Several years ago I was at a lunch with a longtime Napa Valley winemaker who explained the trajectory of his own winery. He recounted that in the 1970’s the harvest included everything in the vineyard – green berries, sunburned berries, ALL berries – followed not by destemming and cold soak but with whole cluster fermentation followed by barrel aging. And we wonder why the wines of the 70’s seemed impenetrable until the late 90’s (some seems so even today). In the 1980’s advancements in vineyard management and research in ripeness led to some dramatic changes in the vineyard with green harvesting becoming the norm and destemming a part of the production process. The wines, though still structured, were rounded out along the edges, more supple and approachable. Phyloxera in the late 80’s provided the opportunity to look closely at the clones and rootstocks in the vineyard. Like many in the valley, he chose some of the new clones coming out of UC Davis, with a focus on ripe fruit character, smaller berries and intense fruit. The regimen of new wood used in the production was increased and the wines became fleshy and ripe, fruit driven in style.

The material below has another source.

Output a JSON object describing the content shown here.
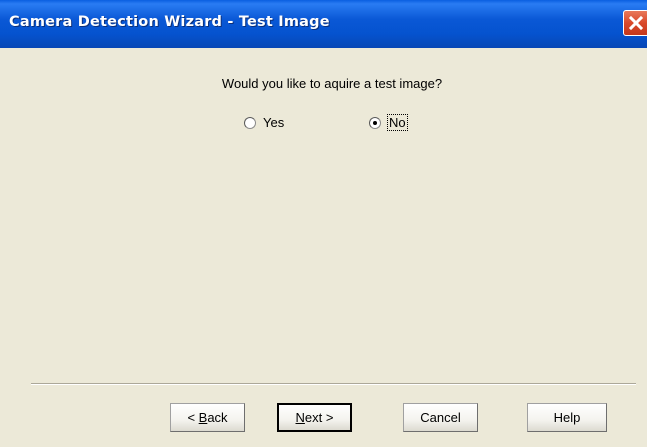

All of this was presented as a logical process of evolution and at the time, many wine producers in Napa Valley could not see beyond the “valley palate” where this move towards ripeness was intricately tied to trying to create the types of wines that critics were writing about and recommending. The early wines of Bryant Family, Screaming Eagle and Harlan Estate came to exemplify this style and their tremendous success ushered in a decade of copycat wines that searched out a formula to replicate the style. This is not solely a Napa reality – a tasting of recent Bordeaux
What was lost in the process, at least in my opinion is the elegance, the balance, the refinement.
As Rosengarten notes, these wines of refinement still exist. Meteor Vineyard, Corison, Dyer, VonStrasser. I anticipate seeing more wines produced in the style in the very near future (and NOT just due to the cooler weather in 2010).